For paramyxoviruses, the role of the receptor binding protein HN in triggering the fusion protein is a major unanswered question. For NDV we provided experimental evidence for a second receptor binding site on HN (27), which was corroborated by the revised NDV HN crystal structure (33). We showed that engagement of the primary receptor binding site on NDV HN can lead to activation of the second binding site and that this second site has higher avidity for receptor, thus promoting NDV fusion and entry into the target cell (28). For HPIV3, however, a second receptor binding site has not been identified in the extant crystal structures (17, 32). Despite the evidence that mutations at the dimer interface, distant from the primary HPIV3 HN binding site, modulate receptor avidity (22, 27) and the implication of a second functional receptor binding site on this molecule (27), it has been suggested that HPIV3 HN lacks a second binding site and therefore that such a site is unlikely to be involved in triggering F (3). In this paper we have experimentally confirmed the existence of a second receptor binding site on HPIV3 HN, and here we provide a number of possible computational modeling explanations for the failure to identify this site in the HN crystal structure. Unlike the second site on NDV HN, this HPIV3 site has lower avidity for receptor, and we show that this site is involved in triggering F.

Key tools that allowed for identification of the presence of a second receptor binding site are several variant HN molecules with single-residue alterations in HN. In order to separate the F-triggering properties of these variant HN molecules from their alterations in receptor avidity, it was key to measure receptor avidity in a way that reflected the binding potential of each HN molecule without interference from other molecules on the same cell surface. We hypothesize that the high receptor avidity of T193A HN results in its interaction with sialic acid-containing receptors on the expressing cell surface, rendering this HN unavailable to bind with target cell receptors.

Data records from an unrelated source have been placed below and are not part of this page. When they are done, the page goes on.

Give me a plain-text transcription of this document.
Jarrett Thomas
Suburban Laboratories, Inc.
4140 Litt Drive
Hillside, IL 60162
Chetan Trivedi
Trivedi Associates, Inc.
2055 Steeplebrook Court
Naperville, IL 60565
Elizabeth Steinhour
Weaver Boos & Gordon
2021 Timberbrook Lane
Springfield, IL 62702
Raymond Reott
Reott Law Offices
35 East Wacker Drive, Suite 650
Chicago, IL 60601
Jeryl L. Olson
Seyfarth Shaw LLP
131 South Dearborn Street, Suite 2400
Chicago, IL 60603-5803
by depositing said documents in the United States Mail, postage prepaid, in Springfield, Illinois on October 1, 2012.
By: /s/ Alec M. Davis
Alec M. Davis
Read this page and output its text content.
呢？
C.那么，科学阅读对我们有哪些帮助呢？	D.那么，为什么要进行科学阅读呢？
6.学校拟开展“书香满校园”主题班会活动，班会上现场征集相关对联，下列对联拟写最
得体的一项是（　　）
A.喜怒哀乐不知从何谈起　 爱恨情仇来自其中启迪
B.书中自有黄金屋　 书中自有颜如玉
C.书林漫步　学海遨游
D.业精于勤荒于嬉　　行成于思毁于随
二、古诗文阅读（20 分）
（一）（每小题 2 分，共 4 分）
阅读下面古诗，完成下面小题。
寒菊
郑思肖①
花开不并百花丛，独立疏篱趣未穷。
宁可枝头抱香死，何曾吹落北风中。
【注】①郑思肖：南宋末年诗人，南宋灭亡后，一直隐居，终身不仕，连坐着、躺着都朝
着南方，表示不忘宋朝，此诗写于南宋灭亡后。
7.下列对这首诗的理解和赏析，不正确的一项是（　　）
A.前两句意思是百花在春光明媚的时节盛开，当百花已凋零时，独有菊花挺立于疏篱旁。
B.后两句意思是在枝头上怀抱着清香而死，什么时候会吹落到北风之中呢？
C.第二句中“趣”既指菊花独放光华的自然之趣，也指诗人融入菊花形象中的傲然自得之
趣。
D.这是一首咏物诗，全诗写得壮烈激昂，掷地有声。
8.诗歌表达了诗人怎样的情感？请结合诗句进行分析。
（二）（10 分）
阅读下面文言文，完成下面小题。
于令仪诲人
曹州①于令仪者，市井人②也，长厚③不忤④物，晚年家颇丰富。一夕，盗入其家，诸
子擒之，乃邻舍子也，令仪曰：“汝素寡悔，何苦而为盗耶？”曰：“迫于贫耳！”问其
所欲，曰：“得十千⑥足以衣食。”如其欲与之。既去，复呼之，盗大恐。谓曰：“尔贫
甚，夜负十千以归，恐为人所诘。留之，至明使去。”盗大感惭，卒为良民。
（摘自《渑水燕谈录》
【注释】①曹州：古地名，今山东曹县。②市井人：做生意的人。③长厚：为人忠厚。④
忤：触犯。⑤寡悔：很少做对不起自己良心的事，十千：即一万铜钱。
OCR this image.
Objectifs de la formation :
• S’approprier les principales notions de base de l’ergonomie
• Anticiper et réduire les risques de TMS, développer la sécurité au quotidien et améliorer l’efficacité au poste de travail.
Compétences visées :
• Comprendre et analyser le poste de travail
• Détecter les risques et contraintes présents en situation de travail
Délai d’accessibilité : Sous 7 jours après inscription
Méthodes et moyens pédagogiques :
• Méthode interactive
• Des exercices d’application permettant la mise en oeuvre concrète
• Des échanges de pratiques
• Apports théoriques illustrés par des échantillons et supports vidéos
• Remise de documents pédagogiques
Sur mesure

The nature of this "cis" interaction may also be affected by the neuraminidase activity of this HN. This hypothesis is supported by the previous demonstration that a cell surface-expressed neuraminidase-deficient HN fails to bind target cells at all unless pretreated with neuraminidase, but has wt-level avidity for target cell receptors, once freed from adjacent sialic acid residues (24). The model for this neuraminidase-deficient variant is diagrammed in Fig. 9A. The impact of this phenomenon on the avidity measurements for HN variants is diagrammed in Fig. 9B. Progressive depletion of sialic acid receptors on the target RBC surface reveals the higher binding avidity of specific HNs (right panels); however, without neuraminidase pretreatment (left panels), high avidity, as assessed by binding to highly receptor-depleted RBCs, is masked by interaction with same-surface receptors (bottom panels). Thus, the use of neuraminidase pretreatment in our avidity assays allowed for comparison of the maximal potential receptor avidity of each HN without the need to compensate for interactions with same-surface molecules. This advance was important in permitting experiments that separate the binding versus F-triggering functions of first- and second-site HN variants.

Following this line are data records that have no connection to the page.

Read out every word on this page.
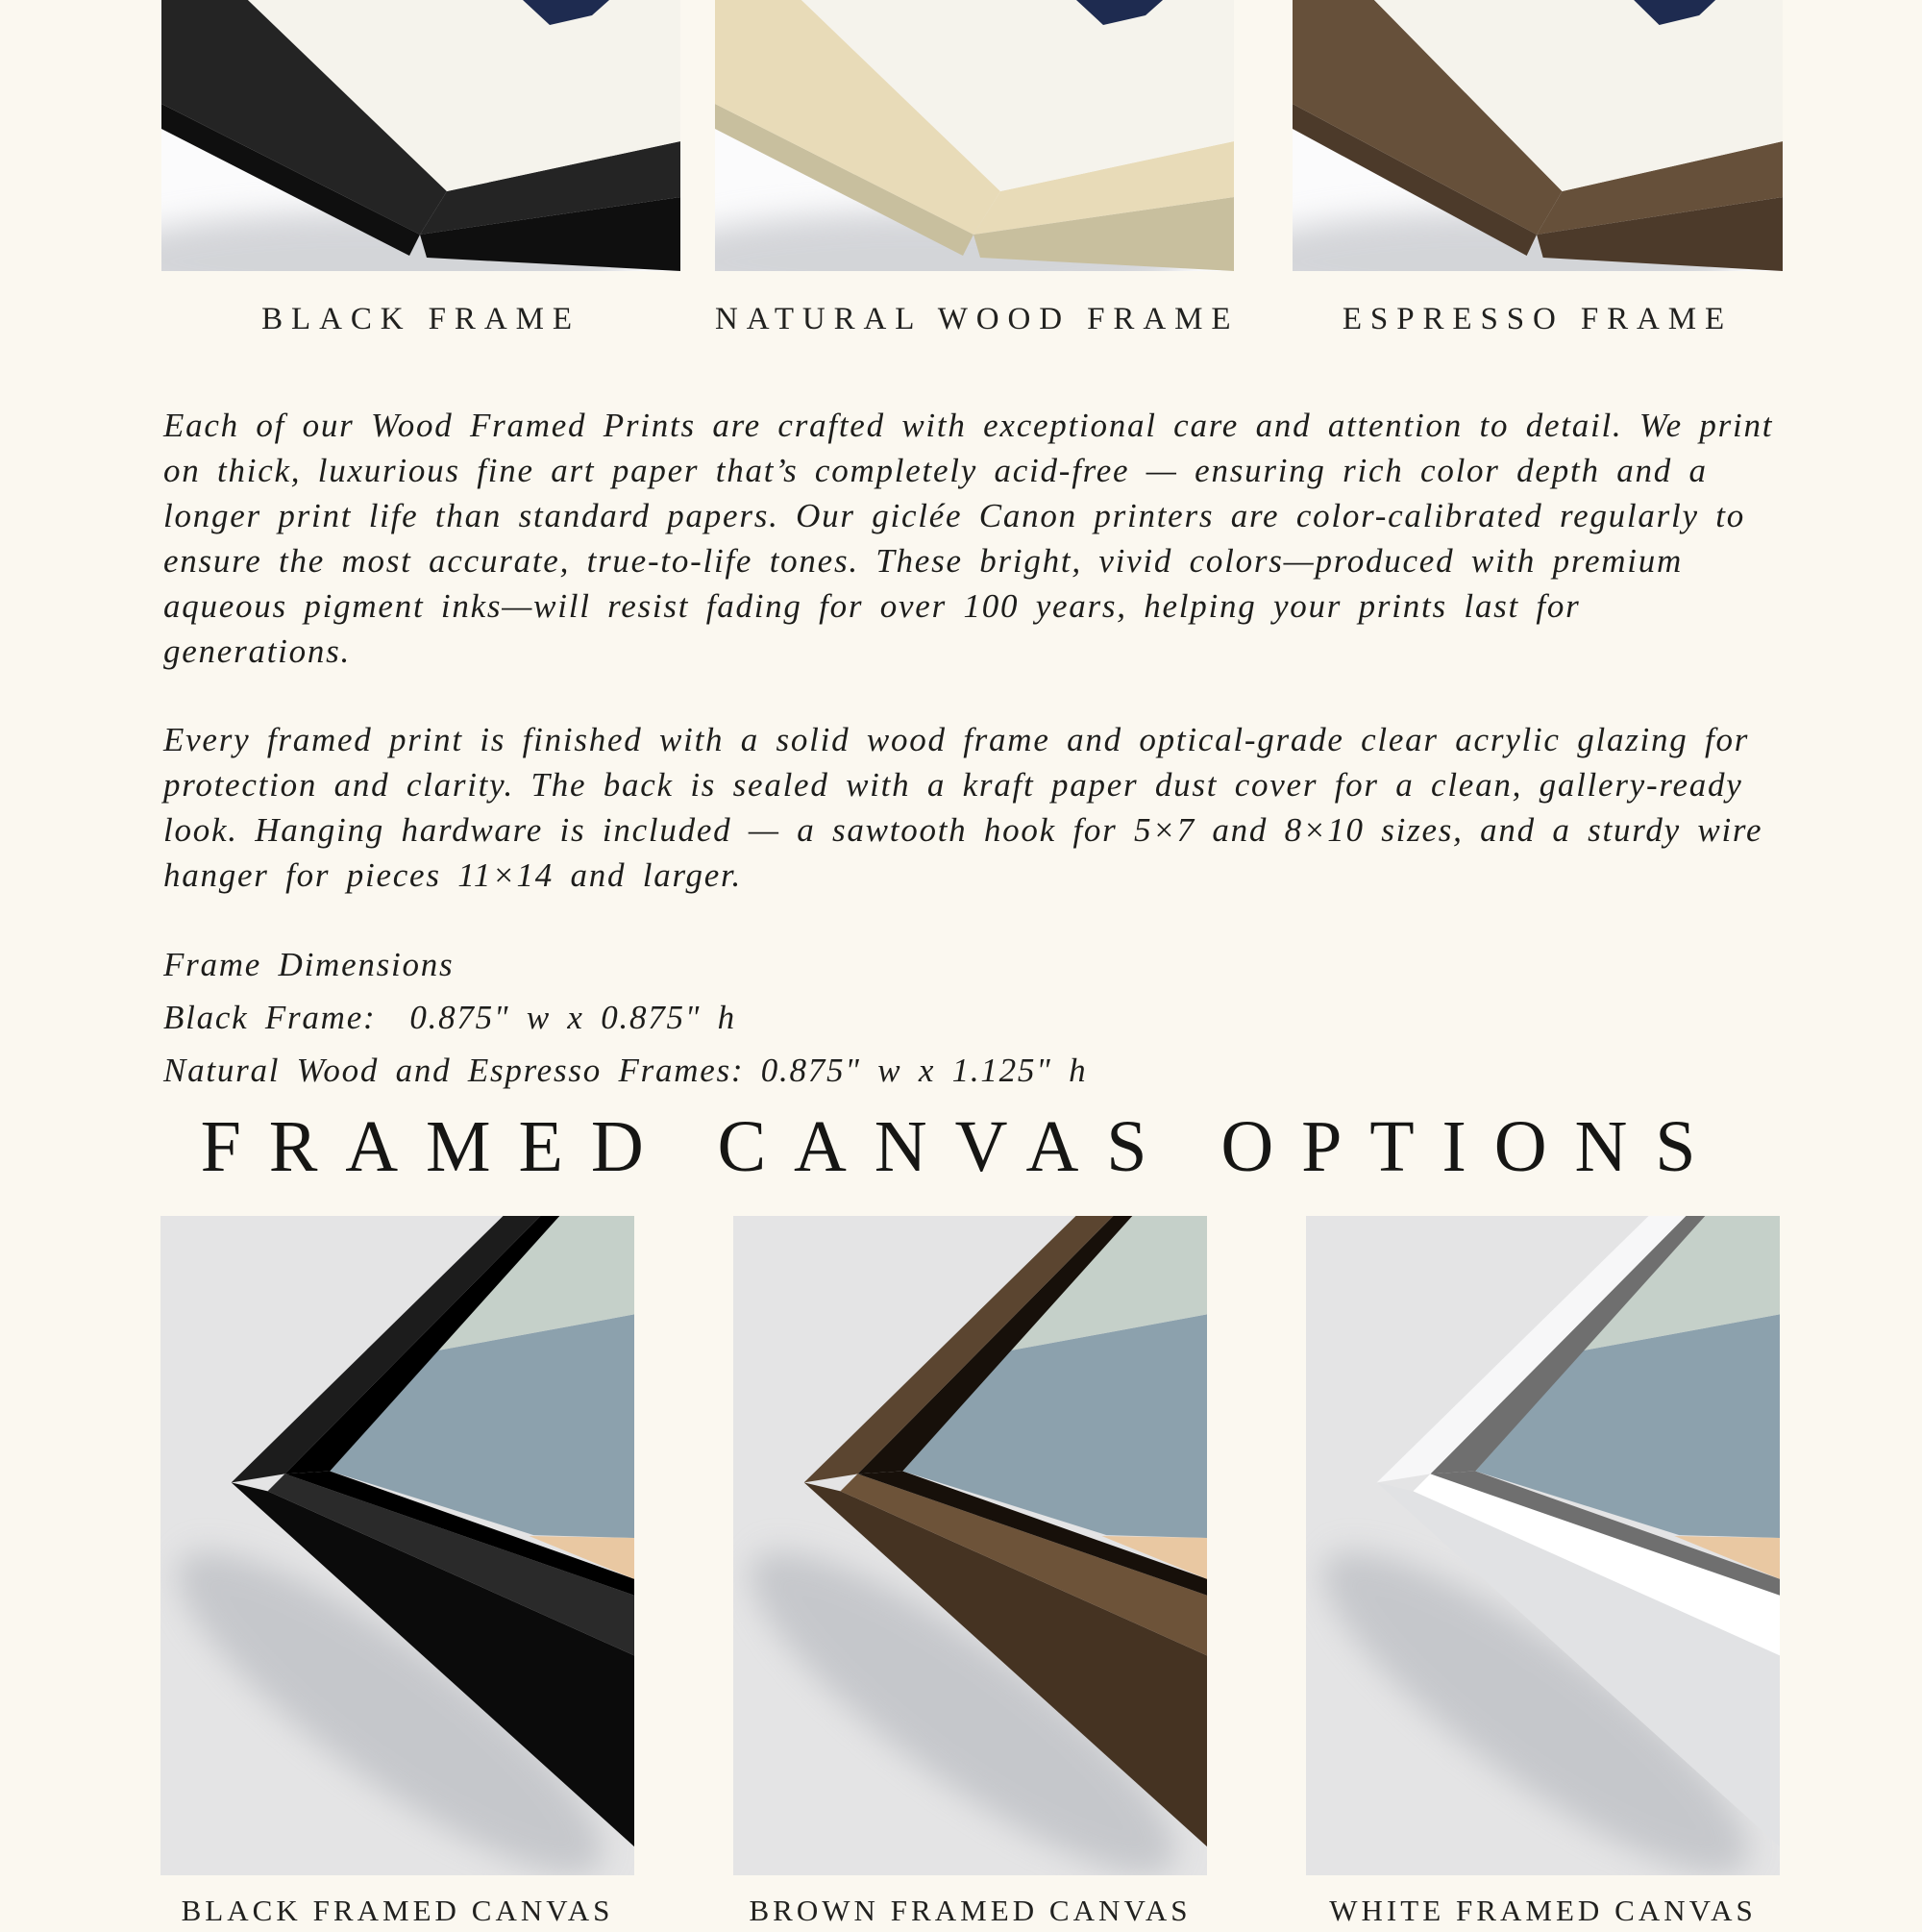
BLACK FRAME	NATURAL WOOD FRAME	ESPRESSO FRAME
Each of our Wood Framed Prints are crafted with exceptional care and attention to detail. We print on thick, luxurious fine art paper that’s completely acid-free — ensuring rich color depth and a longer print life than standard papers. Our giclée Canon printers are color-calibrated regularly to ensure the most accurate, true-to-life tones. These bright, vivid colors—produced with premium aqueous pigment inks—will resist fading for over 100 years, helping your prints last for generations.
Every framed print is finished with a solid wood frame and optical-grade clear acrylic glazing for protection and clarity. The back is sealed with a kraft paper dust cover for a clean, gallery-ready look. Hanging hardware is included — a sawtooth hook for 5×7 and 8×10 sizes, and a sturdy wire hanger for pieces 11×14 and larger.
Frame Dimensions
Black Frame:  0.875" w x 0.875" h
Natural Wood and Espresso Frames: 0.875" w x 1.125" h
FRAMED CANVAS OPTIONS
BLACK FRAMED CANVAS	BROWN FRAMED CANVAS	WHITE FRAMED CANVAS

To distinguish the two functions of the second receptor binding site, the variant HN with a mutation at residue N551 was important. The study of this variant virus containing the N551D mutation in HN was a key to discovering that the F-triggering activity of site II is functionally distinct from this site's impact on receptor avidity. The N551D mutation in HN does not alter receptor avidity (Fig. 2) but enhances fusion (Fig. 1) and F activation (Fig. 7 and 8). The variant virus with the H552Q mutation, altered in a location distant from the known active site but possessing increased receptor avidity, had provided the first indication that receptor binding activity could reside at a second site (27). The finding in the present study that zanamivir resistance was conferred by the H552Q mutation but not by the higher-avidity T193A mutation in the primary site further confirmed the presence of a second site that could mediate binding. However, the proof that this site indeed activates F required analysis of the F-triggering enhancement seen in the case of N551D HN.

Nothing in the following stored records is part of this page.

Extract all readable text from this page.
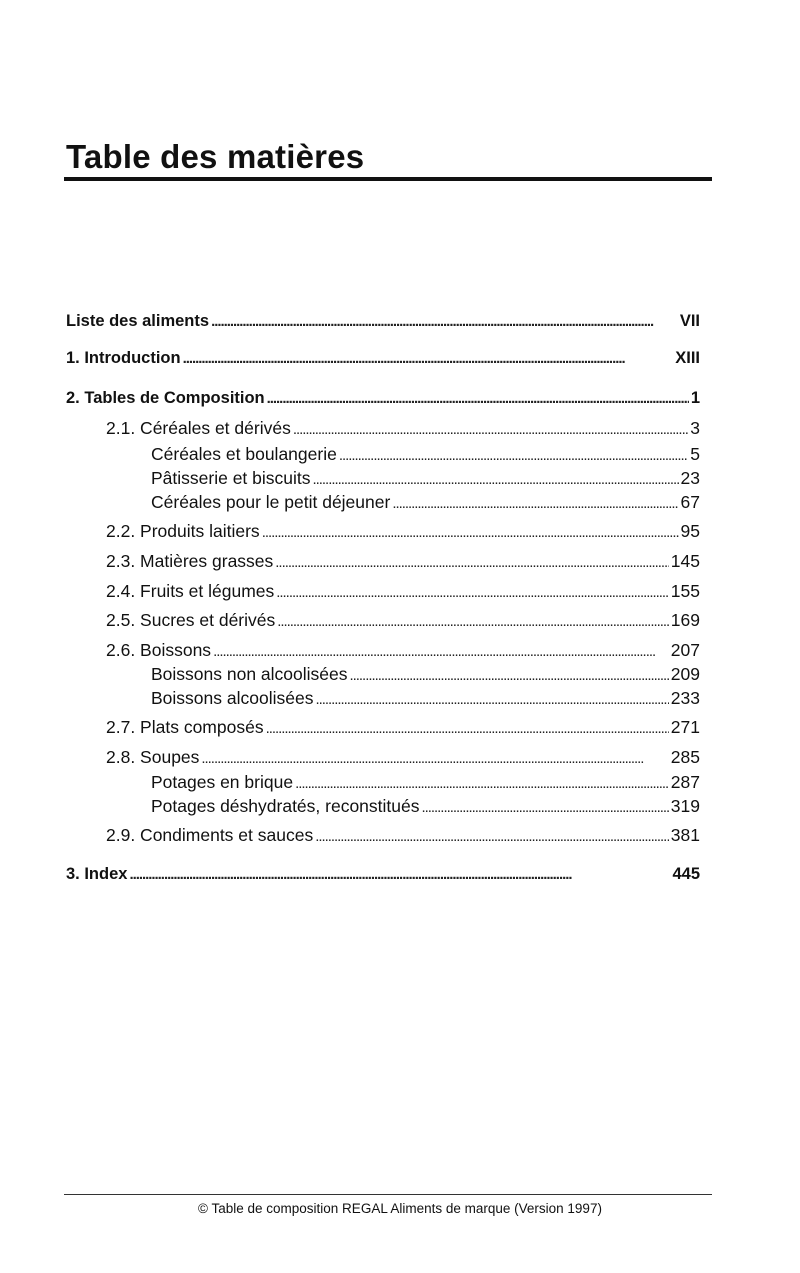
Table des matières
Liste des aliments . . .	VII
1. Introduction . . .	XIII
2. Tables de Composition . . .	1
2.1. Céréales et dérivés . . .	3
Céréales et boulangerie . . .	5
Pâtisserie et biscuits . . .	23
Céréales pour le petit déjeuner . . .	67
2.2. Produits laitiers . . .	95
2.3. Matières grasses . . .	145
2.4. Fruits et légumes . . .	155
2.5. Sucres et dérivés . . .	169
2.6. Boissons . . .	207
Boissons non alcoolisées . . .	209
Boissons alcoolisées . . .	233
2.7. Plats composés . . .	271
2.8. Soupes . . .	285
Potages en brique . . .	287
Potages déshydratés, reconstitués . . .	319
2.9. Condiments et sauces . . .	381
3. Index . . .	445
© Table de composition REGAL Aliments de marque (Version 1997)
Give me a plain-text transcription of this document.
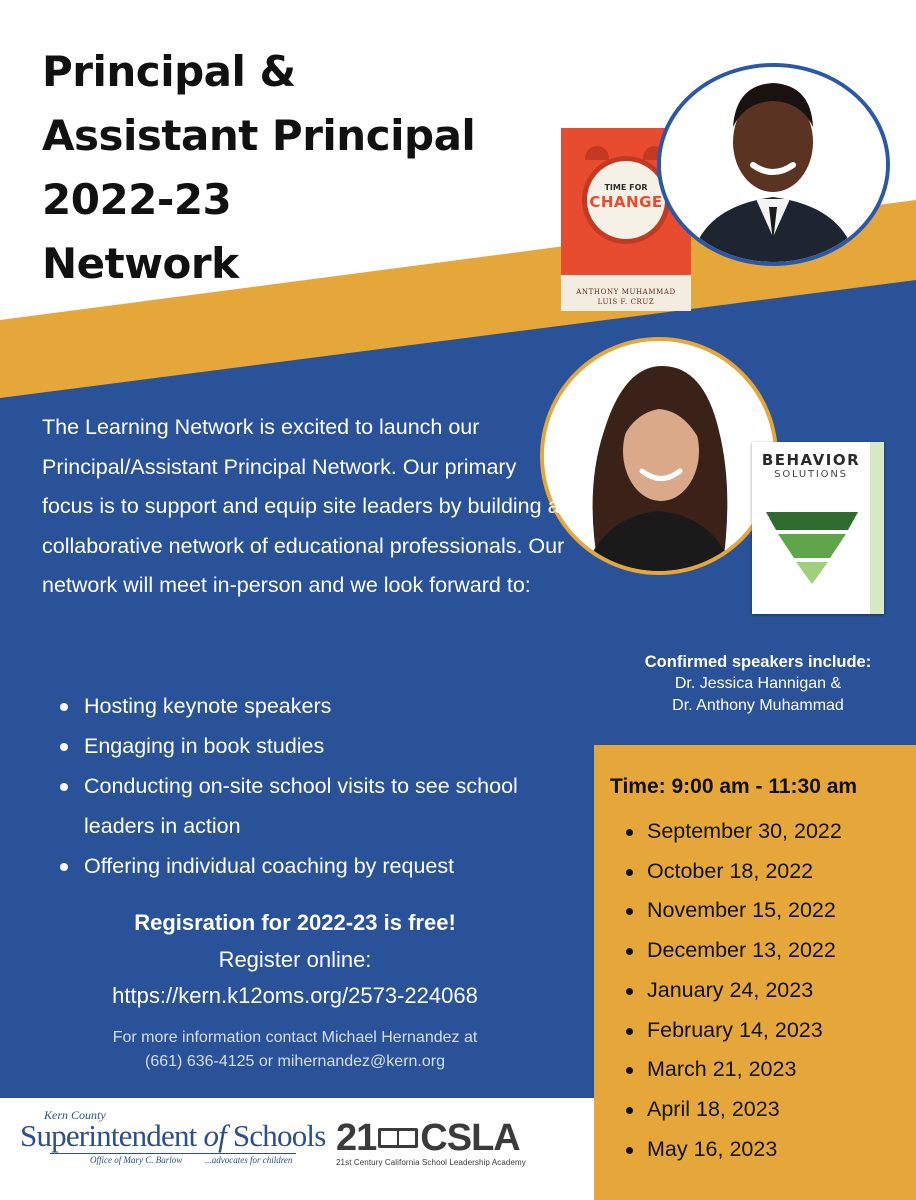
Principal &
Assistant Principal
2022-23
Network
TIME FOR
CHANGE
ANTHONY MUHAMMAD
LUIS F. CRUZ
BEHAVIOR
SOLUTIONS
The Learning Network is excited to launch our Principal/Assistant Principal Network. Our primary focus is to support and equip site leaders by building a collaborative network of educational professionals. Our network will meet in-person and we look forward to:
Hosting keynote speakers
Engaging in book studies
Conducting on-site school visits to see school leaders in action
Offering individual coaching by request
Regisration for 2022-23 is free!
Register online:
https://kern.k12oms.org/2573-224068
For more information contact Michael Hernandez at
(661) 636-4125 or mihernandez@kern.org
Confirmed speakers include:
Dr. Jessica Hannigan &
Dr. Anthony Muhammad
Time: 9:00 am - 11:30 am
September 30, 2022
October 18, 2022
November 15, 2022
December 13, 2022
January 24, 2023
February 14, 2023
March 21, 2023
April 18, 2023
May 16, 2023
Kern County
Superintendent of Schools
Office of Mary C. Barlow	...advocates for children
21 CSLA
21st Century California School Leadership Academy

To seek structural corroboration for the experimental data suggesting a second binding site, the interactions of sialic acid, DANA and zanamivir with the putative site II were analyzed using computational modeling based on the crystallographic structures of HPIV3 HN (17). In order to complete the picture of wt and variant interactions with both HN sites, we also examined ligand interactions with site I for both wt HN and T193A HN. Our computational analysis on site I of HPIV3 HN suggests that sialic acid binds somewhat more strongly (–0.3 kcal mol–1) to the T193A variant HN than to the wt HN, as predicted by the receptor avidity data shown in Fig. 2. In contrast, both DANA and zanamivir, which bind to the wt protein more strongly than sialic acid, with DANA binding slightly more tightly than zanamivir, may have more affinity (ca. 1 kcal mol–1) for the wild-type protein than for the variant.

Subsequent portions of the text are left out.